Currently only these three default monitors are configurable for the watchdog.
Configuration
Watchdog Settings
The watchdog can be configured from the top-level configuration context in the CLI.
example:/#> configure example:/config/#> watchdog example:/config/watchdog/#>
Syntax
[no] enable
-
Enable or disable watchdog daemon.
Default: enabled.
- no
- Disable the watchdog.
[no] interval [SEC]
-
Set watchdog kick interval, seconds.
The time between kicks from watchdogd to the kernel wdt driver. Recommended to set to 1/3 of the kernel wdt timeout.
Min: 1 sec, Max: 128 sec, Default: 20 sec.
- no
- Reset to the default value: 20.
- SEC
- Time in seconds within the allowed range: 1-128.
[no] timeout [SEC]
-
Set kernel wdt timeout, seconds.
The timeout before the kernel watchdog timer elapses. This can be an external hardware watchdog, depending on the device.

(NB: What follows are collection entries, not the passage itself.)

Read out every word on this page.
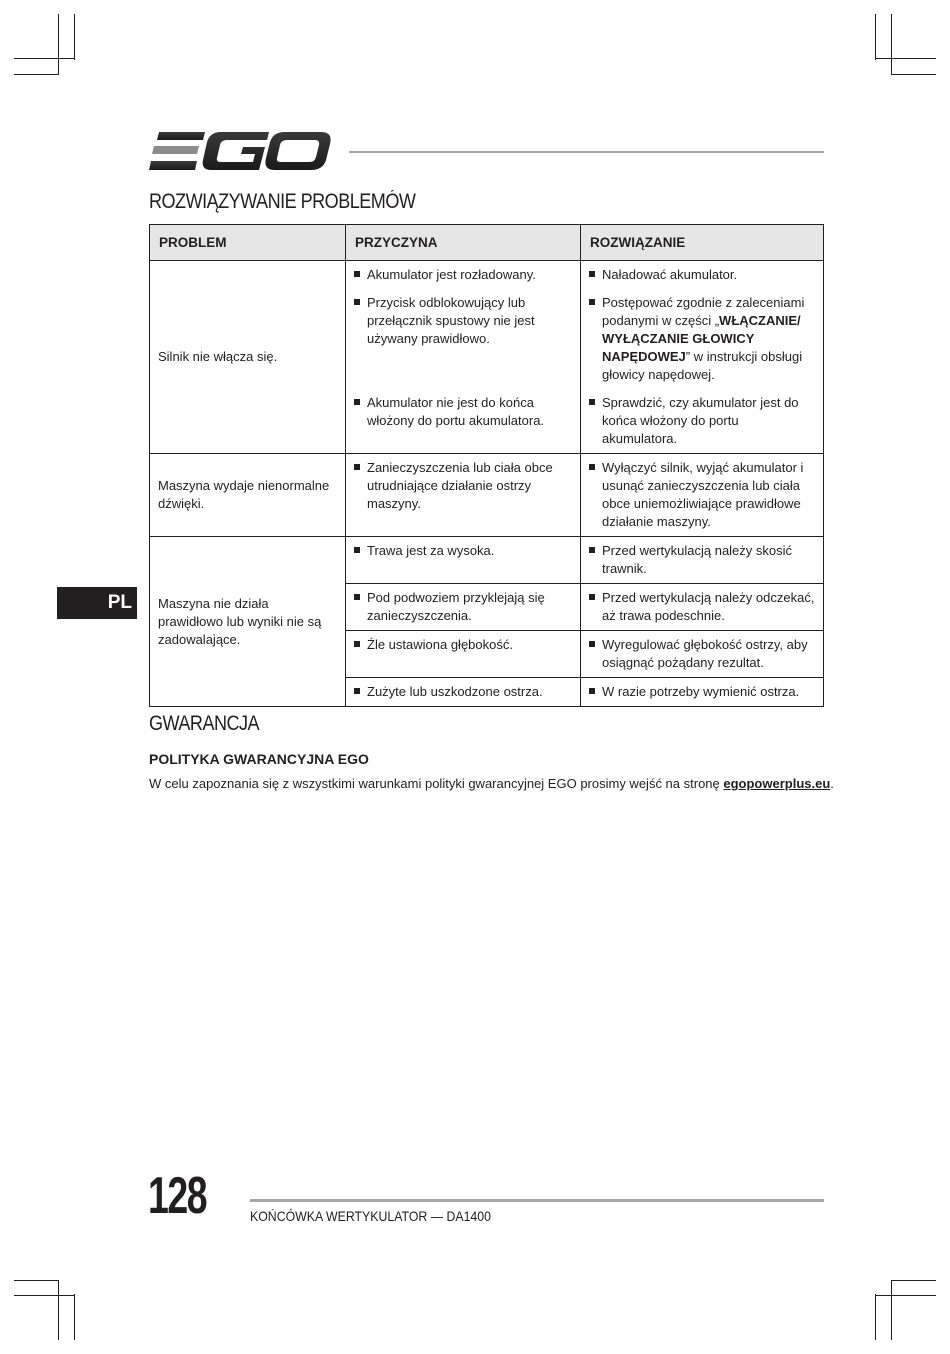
ROZWIĄZYWANIE PROBLEMÓW
PROBLEM	PRZYCZYNA	ROZWIĄZANIE
Silnik nie włącza się.	Akumulator jest rozładowany.	Naładować akumulator.

	Przycisk odblokowujący lub przełącznik spustowy nie jest używany prawidłowo.	Postępować zgodnie z zaleceniami podanymi w części „WŁĄCZANIE/ WYŁĄCZANIE GŁOWICY NAPĘDOWEJ” w instrukcji obsługi głowicy napędowej.

	Akumulator nie jest do końca włożony do portu akumulatora.	Sprawdzić, czy akumulator jest do końca włożony do portu akumulatora.

Maszyna wydaje nienormalne dźwięki.	Zanieczyszczenia lub ciała obce utrudniające działanie ostrzy maszyny.	Wyłączyć silnik, wyjąć akumulator i usunąć zanieczyszczenia lub ciała obce uniemożliwiające prawidłowe działanie maszyny.

Maszyna nie działa prawidłowo lub wyniki nie są zadowalające.	Trawa jest za wysoka.	Przed wertykulacją należy skosić trawnik.

	Pod podwoziem przyklejają się zanieczyszczenia.	Przed wertykulacją należy odczekać, aż trawa podeschnie.

	Źle ustawiona głębokość.	Wyregulować głębokość ostrzy, aby osiągnąć pożądany rezultat.

	Zużyte lub uszkodzone ostrza.	W razie potrzeby wymienić ostrza.
PL
GWARANCJA
POLITYKA GWARANCYJNA EGO

W celu zapoznania się z wszystkimi warunkami polityki gwarancyjnej EGO prosimy wejść na stronę egopowerplus.eu.

128	KOŃCÓWKA WERTYKULATOR — DA1400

Recommended to set to 10 seconds or greater.
Min: 1 sec, Max: 128 sec, Default: 60 sec.
- no
- Reset to the default value: 60.
- SEC
- Time in seconds within the allowed range: 1-128.
[show] monitor [loadavg | meminfo | filenr]
-
Handle watchdog monitors.
Note
Enters a sub-configuration context.
- show
- Show the configured monitors.
loadavg
- Monitor for average CPU load.
meminfo
- Monitor for memory usage.
filenr
- Monitor for file descriptor count.
Monitor Settings
The monitors can be configured from the watchdog configuration context in the CLI. When entering the monitor context a existing monitor name must be provided.

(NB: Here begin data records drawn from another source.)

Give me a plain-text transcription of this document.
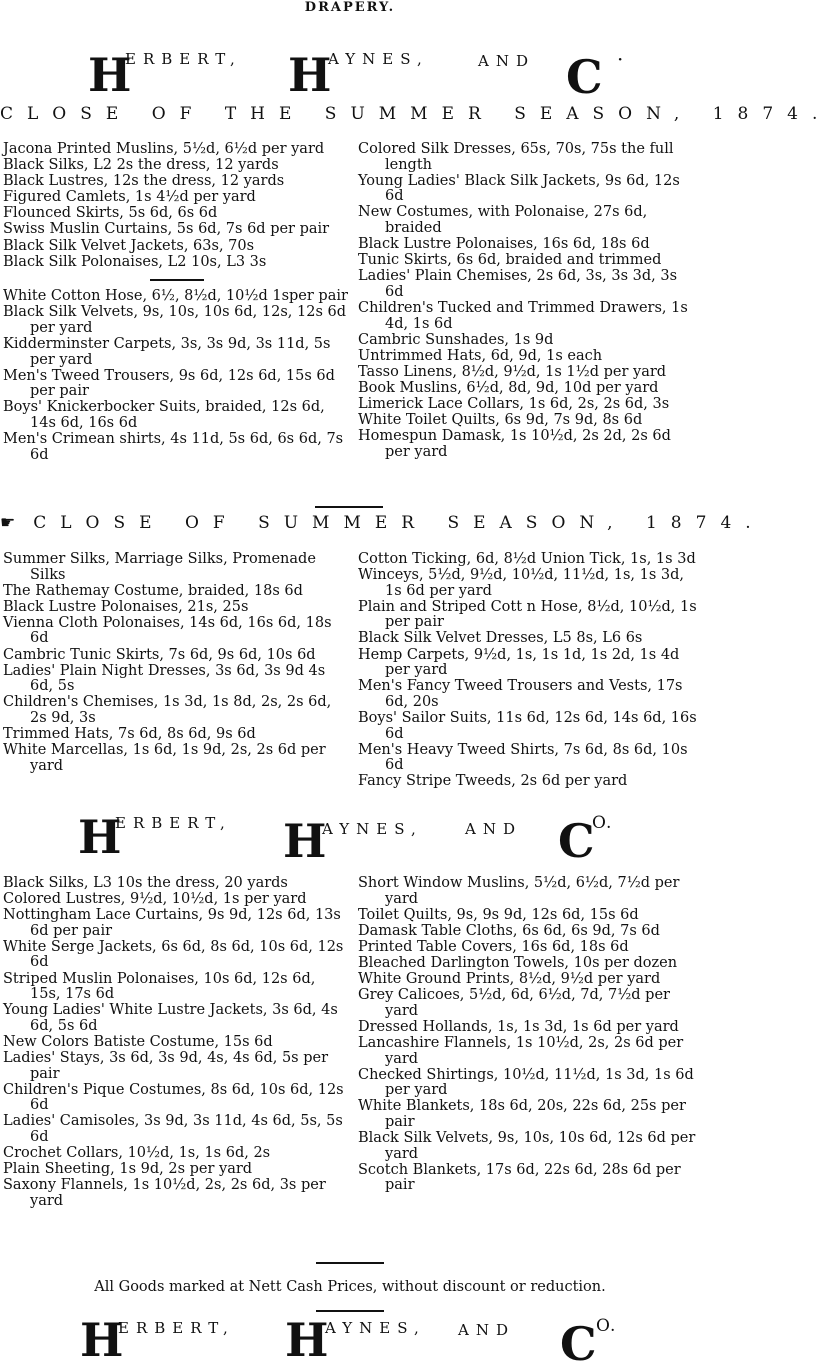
DRAPERY.
H
ERBERT, H
AYNES,	AND C ·
CLOSE OF THE SUMMER SEASON, 1874.
Jacona Printed Muslins, 5½d, 6½d per yard
Black Silks, L2 2s the dress, 12 yards
Black Lustres, 12s the dress, 12 yards
Figured Camlets, 1s 4½d per yard
Flounced Skirts, 5s 6d, 6s 6d
Swiss Muslin Curtains, 5s 6d, 7s 6d per pair
Black Silk Velvet Jackets, 63s, 70s
Black Silk Polonaises, L2 10s, L3 3s
White Cotton Hose, 6½, 8½d, 10½d 1sper pair
Black Silk Velvets, 9s, 10s, 10s 6d, 12s, 12s 6d per yard
Kidderminster Carpets, 3s, 3s 9d, 3s 11d, 5s per yard
Men's Tweed Trousers, 9s 6d, 12s 6d, 15s 6d per pair
Boys' Knickerbocker Suits, braided, 12s 6d, 14s 6d, 16s 6d
Men's Crimean shirts, 4s 11d, 5s 6d, 6s 6d, 7s 6d
Colored Silk Dresses, 65s, 70s, 75s the full length
Young Ladies' Black Silk Jackets, 9s 6d, 12s 6d
New Costumes, with Polonaise, 27s 6d, braided
Black Lustre Polonaises, 16s 6d, 18s 6d
Tunic Skirts, 6s 6d, braided and trimmed
Ladies' Plain Chemises, 2s 6d, 3s, 3s 3d, 3s 6d
Children's Tucked and Trimmed Drawers, 1s 4d, 1s 6d
Cambric Sunshades, 1s 9d
Untrimmed Hats, 6d, 9d, 1s each
Tasso Linens, 8½d, 9½d, 1s 1½d per yard
Book Muslins, 6½d, 8d, 9d, 10d per yard
Limerick Lace Collars, 1s 6d, 2s, 2s 6d, 3s
White Toilet Quilts, 6s 9d, 7s 9d, 8s 6d
Homespun Damask, 1s 10½d, 2s 2d, 2s 6d per yard
☛ CLOSE OF SUMMER SEASON, 1874.
Summer Silks, Marriage Silks, Promenade Silks
The Rathemay Costume, braided, 18s 6d
Black Lustre Polonaises, 21s, 25s
Vienna Cloth Polonaises, 14s 6d, 16s 6d, 18s 6d
Cambric Tunic Skirts, 7s 6d, 9s 6d, 10s 6d
Ladies' Plain Night Dresses, 3s 6d, 3s 9d 4s 6d, 5s
Children's Chemises, 1s 3d, 1s 8d, 2s, 2s 6d, 2s 9d, 3s
Trimmed Hats, 7s 6d, 8s 6d, 9s 6d
White Marcellas, 1s 6d, 1s 9d, 2s, 2s 6d per yard
Cotton Ticking, 6d, 8½d Union Tick, 1s, 1s 3d
Winceys, 5½d, 9½d, 10½d, 11½d, 1s, 1s 3d, 1s 6d per yard
Plain and Striped Cott n Hose, 8½d, 10½d, 1s per pair
Black Silk Velvet Dresses, L5 8s, L6 6s
Hemp Carpets, 9½d, 1s, 1s 1d, 1s 2d, 1s 4d per yard
Men's Fancy Tweed Trousers and Vests, 17s 6d, 20s
Boys' Sailor Suits, 11s 6d, 12s 6d, 14s 6d, 16s 6d
Men's Heavy Tweed Shirts, 7s 6d, 8s 6d, 10s 6d
Fancy Stripe Tweeds, 2s 6d per yard
H
ERBERT, H
AYNES,	AND C
O.
Black Silks, L3 10s the dress, 20 yards
Colored Lustres, 9½d, 10½d, 1s per yard
Nottingham Lace Curtains, 9s 9d, 12s 6d, 13s 6d per pair
White Serge Jackets, 6s 6d, 8s 6d, 10s 6d, 12s 6d
Striped Muslin Polonaises, 10s 6d, 12s 6d, 15s, 17s 6d
Young Ladies' White Lustre Jackets, 3s 6d, 4s 6d, 5s 6d
New Colors Batiste Costume, 15s 6d
Ladies' Stays, 3s 6d, 3s 9d, 4s, 4s 6d, 5s per pair
Children's Pique Costumes, 8s 6d, 10s 6d, 12s 6d
Ladies' Camisoles, 3s 9d, 3s 11d, 4s 6d, 5s, 5s 6d
Crochet Collars, 10½d, 1s, 1s 6d, 2s
Plain Sheeting, 1s 9d, 2s per yard
Saxony Flannels, 1s 10½d, 2s, 2s 6d, 3s per yard
Short Window Muslins, 5½d, 6½d, 7½d per yard
Toilet Quilts, 9s, 9s 9d, 12s 6d, 15s 6d
Damask Table Cloths, 6s 6d, 6s 9d, 7s 6d
Printed Table Covers, 16s 6d, 18s 6d
Bleached Darlington Towels, 10s per dozen
White Ground Prints, 8½d, 9½d per yard
Grey Calicoes, 5½d, 6d, 6½d, 7d, 7½d per yard
Dressed Hollands, 1s, 1s 3d, 1s 6d per yard
Lancashire Flannels, 1s 10½d, 2s, 2s 6d per yard
Checked Shirtings, 10½d, 11½d, 1s 3d, 1s 6d per yard
White Blankets, 18s 6d, 20s, 22s 6d, 25s per pair
Black Silk Velvets, 9s, 10s, 10s 6d, 12s 6d per yard
Scotch Blankets, 17s 6d, 22s 6d, 28s 6d per pair
All Goods marked at Nett Cash Prices, without discount or reduction.
H
ERBERT, H
AYNES, AND C O.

example:/#> configure example:/config/#> watchdog example:/config/watchdog/#> monitor NAME example:/config/watchdog/monitor-NAME/#>
Syntax
[no] enable
-
Enable or disable the monitor.
Default: Enabled.
- no
- Disable the monitor.
[no] interval [SEC]
-
Set the monitor interval.
Default: 3600 seconds.
- no
- Reset to the default value..
- SEC
- Time value in seconds.
[no] description [STRING]
-
Free form description of this watchdog monitor.
- no
- Remove any defined description.
- STRING
- Free from string.
[no] logmark
-
Enable or disable logging to at the configured
interval
.Default: Enabled.
- no
- Disable logging.
[no] warning [PERCENTAGE]
-
Set the percentage when to trigger a warning.
If this threshold is exceeded, a warning will be logged at the next
interval
invocation.- no
- Disable the warning.
- PERCENTAGE
-
Percentage value in the range
1
-100
.Note
For a
loadavg
monitor, the maximum percentage value is dependent on the number of CPU cores in the product. As an example, two cores would produce a max value of 200%.
Status
The current status of the watchdog can be observed from the top level in the CLI:
example:/#> show watchdog Status : Enabled Timeout (sec) : 60 Kick interval : 20 Watchdog ID : 0 Boot counter : 821 Reset counter : 1 Reset date : 2019-06-18T09:05:12Z Reset reason : 6 - Forced reset PID : 1 Label : init
The boot counter will be incremented on all boots, both Power on Reset (cold boot) and after a watchdog reset. The reset counter is only incremented on watchdog reset. And set to 0 on a Power on Reset. A reboot from cli will also increment the reset counter since it uses the watchdog for power cycling. The reset reason will differ though. A reboot will be “6 - Forced reset” and real watchdog reset will show as “7 - Unknown failure”. See Reset Information for reset reason for watchdogd.